4.2.2. Machine Translation Performance Evaluation, Manual Evaluation Results, and Analysis

In Table 8 and Table 9, the test data from ASPEC-JC are designated as “A”, the test data from OpenSubtitles are “O”, and the test data of the previous version of WCC-JC, WCC-JC 1.0, are referred to as “W 1.0”. To evaluate the generalization capability of the translation models, we also included the test data from the updated WCC-JC 2.0, which are referred to as “W 2.0”. Finally, “WCC-JC 1.0 + 2.0” represents the merged and de-duplicated training data from both WCC-JC 1.0 and WCC-JC 2.0. The transformer model, which is a preconfigured architecture provided by Fairseq, specifically the transformer-iwslt-de-en variant, shall henceforth be referred to as “Transformer” for the sake of brevity and convenience in our exposition.
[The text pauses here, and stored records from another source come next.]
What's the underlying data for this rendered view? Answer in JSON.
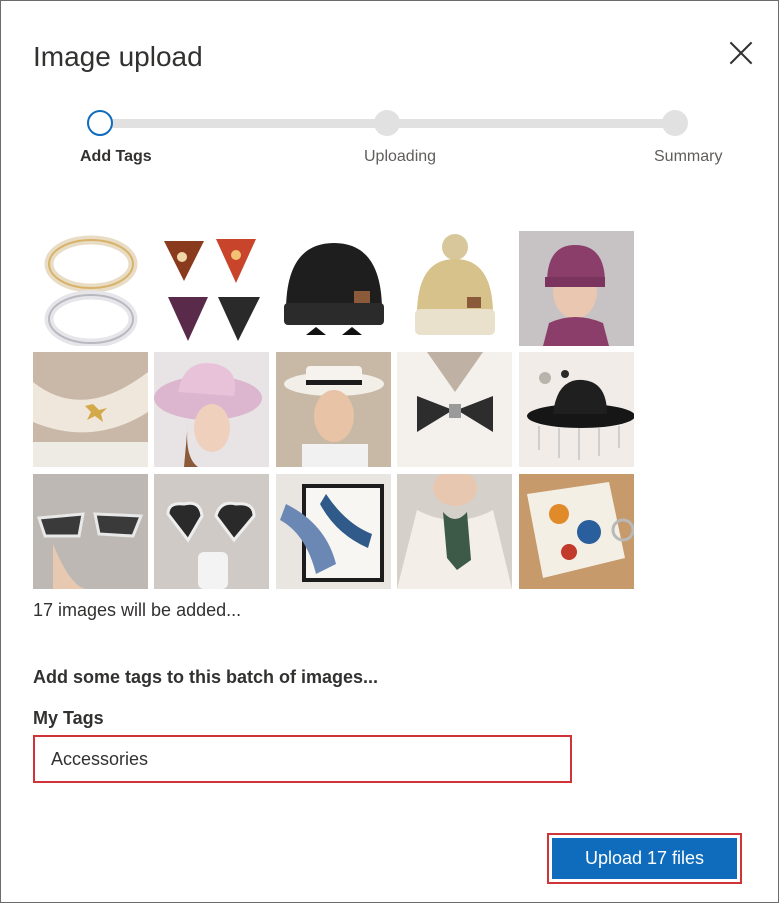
{
  "dialog": {
    "title": "Image upload",
    "close_icon": "close-icon"
  },
  "stepper": {
    "steps": [
      {
        "label": "Add Tags",
        "state": "active"
      },
      {
        "label": "Uploading",
        "state": "pending"
      },
      {
        "label": "Summary",
        "state": "pending"
      }
    ]
  },
  "images": {
    "thumbnails": [
      {
        "name": "pearl-buckles"
      },
      {
        "name": "bandana-scarves"
      },
      {
        "name": "black-beanie"
      },
      {
        "name": "beige-pompom-beanie"
      },
      {
        "name": "purple-beanie-model"
      },
      {
        "name": "neck-scarf-brooch"
      },
      {
        "name": "pink-derby-hat"
      },
      {
        "name": "white-visor-hat"
      },
      {
        "name": "sequin-bow-tie"
      },
      {
        "name": "black-cowboy-hat"
      },
      {
        "name": "crystal-sunglasses"
      },
      {
        "name": "heart-sunglasses"
      },
      {
        "name": "silk-scarf-box"
      },
      {
        "name": "green-neck-scarf"
      },
      {
        "name": "printed-silk-scarf"
      }
    ],
    "count_text": "17 images will be added..."
  },
  "tags": {
    "heading": "Add some tags to this batch of images...",
    "label": "My Tags",
    "value": "Accessories"
  },
  "actions": {
    "upload_label": "Upload 17 files"
  },
  "colors": {
    "accent": "#0f6cbd",
    "highlight": "#d13438"
  }
}
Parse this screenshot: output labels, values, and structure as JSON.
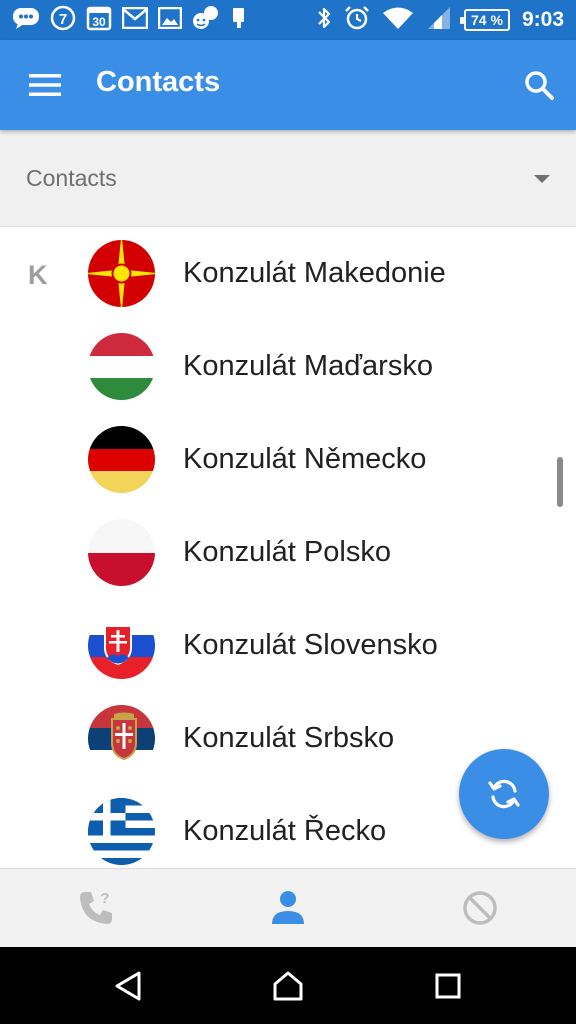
{
  "status_bar": {
    "notification_icons": [
      "chat-bubble-icon",
      "circled-7-icon",
      "calendar-30-icon",
      "gmail-icon",
      "image-icon",
      "messenger-icon",
      "device-icon"
    ],
    "calendar_day": "30",
    "circled_number": "7",
    "battery_percent": "74 %",
    "time": "9:03",
    "system_icons": [
      "bluetooth-icon",
      "alarm-icon",
      "wifi-icon",
      "signal-icon",
      "battery-icon"
    ]
  },
  "app_bar": {
    "title": "Contacts",
    "background": "#3b8ee6"
  },
  "filter": {
    "selected": "Contacts"
  },
  "list": {
    "section_letter": "K",
    "contacts": [
      {
        "name": "Konzulát Makedonie",
        "flag": "north-macedonia"
      },
      {
        "name": "Konzulát Maďarsko",
        "flag": "hungary"
      },
      {
        "name": "Konzulát Německo",
        "flag": "germany"
      },
      {
        "name": "Konzulát Polsko",
        "flag": "poland"
      },
      {
        "name": "Konzulát Slovensko",
        "flag": "slovakia"
      },
      {
        "name": "Konzulát Srbsko",
        "flag": "serbia"
      },
      {
        "name": "Konzulát Řecko",
        "flag": "greece"
      }
    ]
  },
  "fab": {
    "icon": "sync-icon",
    "color": "#3b8ee6"
  },
  "bottom_tabs": {
    "items": [
      {
        "icon": "phone-question-icon",
        "active": false
      },
      {
        "icon": "person-icon",
        "active": true
      },
      {
        "icon": "block-icon",
        "active": false
      }
    ],
    "active_color": "#3b8ee6",
    "inactive_color": "#bdbdbd"
  },
  "nav_bar": {
    "buttons": [
      "back-icon",
      "home-icon",
      "recents-icon"
    ]
  }
}
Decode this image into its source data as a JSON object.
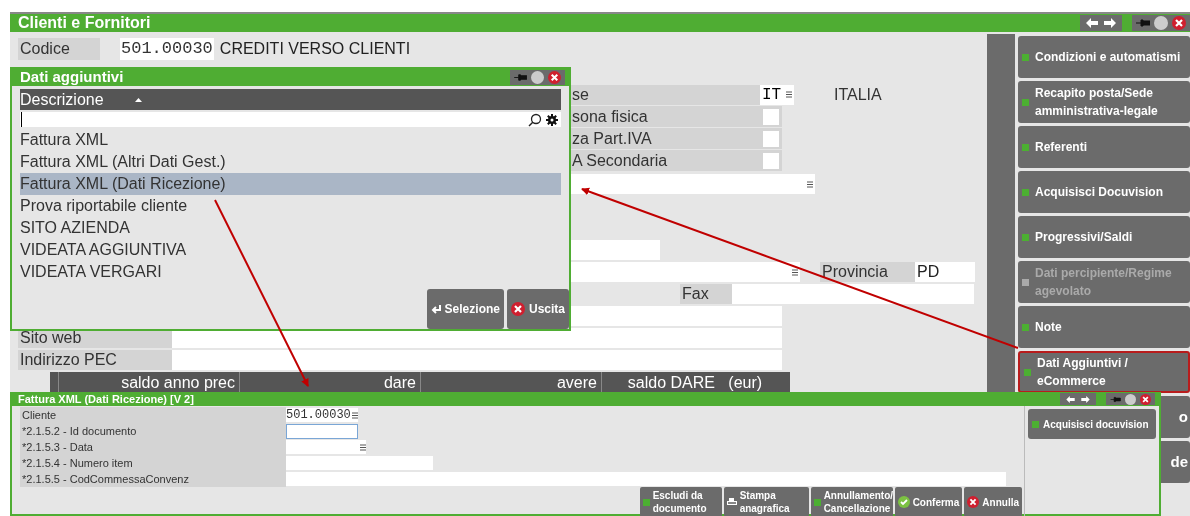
{
  "main_window": {
    "title": "Clienti e Fornitori",
    "codice": {
      "label": "Codice",
      "value": "501.00030",
      "description": "CREDITI VERSO CLIENTI"
    },
    "upper_rows": [
      {
        "kind": "lookup",
        "label": "se",
        "value": "IT",
        "description": "ITALIA"
      },
      {
        "kind": "checkbox",
        "label": "sona fisica",
        "checked": false
      },
      {
        "kind": "checkbox",
        "label": "za Part.IVA",
        "checked": false
      },
      {
        "kind": "checkbox",
        "label": "A Secondaria",
        "checked": false
      },
      {
        "kind": "lookup_field"
      }
    ],
    "provincia": {
      "label": "Provincia",
      "value": "PD"
    },
    "fax": {
      "label": "Fax"
    },
    "sito_web": {
      "label": "Sito web"
    },
    "pec": {
      "label": "Indirizzo PEC"
    },
    "table_columns": [
      "saldo anno prec",
      "dare",
      "avere",
      "saldo DARE   (eur)"
    ],
    "side_buttons": [
      {
        "label": "Condizioni e automatismi",
        "disabled": false,
        "selected": false
      },
      {
        "label": "Recapito posta/Sede amministrativa-legale",
        "disabled": false,
        "selected": false
      },
      {
        "label": "Referenti",
        "disabled": false,
        "selected": false
      },
      {
        "label": "Acquisisci Docuvision",
        "disabled": false,
        "selected": false
      },
      {
        "label": "Progressivi/Saldi",
        "disabled": false,
        "selected": false
      },
      {
        "label": "Dati percipiente/Regime agevolato",
        "disabled": true,
        "selected": false
      },
      {
        "label": "Note",
        "disabled": false,
        "selected": false
      },
      {
        "label": "Dati Aggiuntivi / eCommerce",
        "disabled": false,
        "selected": true
      }
    ],
    "hidden_buttons": [
      "o",
      "de"
    ]
  },
  "dialog": {
    "title": "Dati aggiuntivi",
    "column": "Descrizione",
    "items": [
      {
        "label": "Fattura XML",
        "selected": false
      },
      {
        "label": "Fattura XML (Altri Dati Gest.)",
        "selected": false
      },
      {
        "label": "Fattura XML (Dati Ricezione)",
        "selected": true
      },
      {
        "label": "Prova riportabile cliente",
        "selected": false
      },
      {
        "label": "SITO AZIENDA",
        "selected": false
      },
      {
        "label": "VIDEATA AGGIUNTIVA",
        "selected": false
      },
      {
        "label": "VIDEATA VERGARI",
        "selected": false
      }
    ],
    "buttons": [
      {
        "label": "Selezione",
        "kind": "enter"
      },
      {
        "label": "Uscita",
        "kind": "close"
      }
    ]
  },
  "form_window": {
    "title": "Fattura XML (Dati Ricezione) [V 2]",
    "fields": [
      {
        "kind": "code",
        "label": "Cliente",
        "value": "501.00030"
      },
      {
        "kind": "focused",
        "label": "*2.1.5.2 - Id documento"
      },
      {
        "kind": "date",
        "label": "*2.1.5.3 - Data"
      },
      {
        "kind": "medium",
        "label": "*2.1.5.4 - Numero item"
      },
      {
        "kind": "long",
        "label": "*2.1.5.5 - CodCommessaConvenz"
      }
    ],
    "side_button": "Acquisisci docuvision",
    "buttons": [
      {
        "label": "Escludi da documento",
        "kind": "dot"
      },
      {
        "label": "Stampa anagrafica",
        "kind": "print"
      },
      {
        "label": "Annullamento/ Cancellazione",
        "kind": "dot"
      },
      {
        "label": "Conferma",
        "kind": "confirm"
      },
      {
        "label": "Annulla",
        "kind": "cancel"
      }
    ]
  }
}
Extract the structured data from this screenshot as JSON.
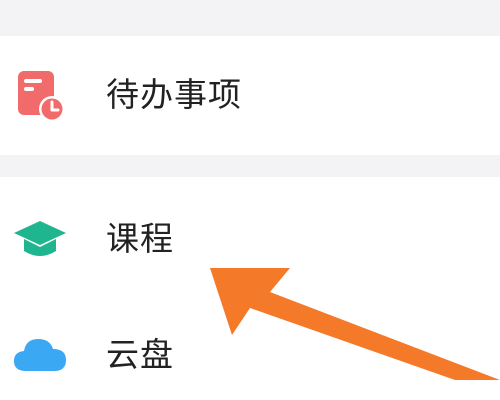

Based on the results presented in Table 8 and Table 9, it can be concluded that the training data of WCC-JC 1.0 + 2.0 were found to produce the best results for all test data (with the exception of the ASPEC-JC test data A), followed by WCC-JC 2.0. This superiority is attributed to the notable increase in the number of sentence pairs in WCC-JC 2.0, as well as the mismatch between the content of scientific papers in ASPEC-JC and the content of spoken language texts.

The results indicate that WCC-JC 2.0 and WCC-JC 1.0 + 2.0 achieved BLEU scores above 20 on the W 1.0 and W 2.0 test data, demonstrating the quality of WCC-JC 2.0 as a corpus of spoken language while taking into account that spoken language sentences inherently have multiple interpretations (with multiple translations). These results also highlight the generalizability of WCC-JC 2.0 to test data from other corpora.

It is worth noting that the best BLEU values obtained by WCC-JC 2.0 were significantly higher compared with those of WCC-JC 1.0. This suggests that WCC-JC 2.0 is a more advanced corpus than WCC-JC 1.0 and is thus ready for practical applications.

For the WCC-JC 1.0 + 2.0 test data, W 2.0, the highest BLEU scores of 22.8 and 22.9 were achieved in the Japanese-to-Chinese (J→C) and Chinese-to-Japanese (C→J) language pairs, respectively. To further evaluate the translation results of the W 2.0 test data, a manual evaluation was performed using the JPO scores. Figure 4 and Figure 5 present the results of the manual evaluation for the J→C and C→J language pairs, respectively.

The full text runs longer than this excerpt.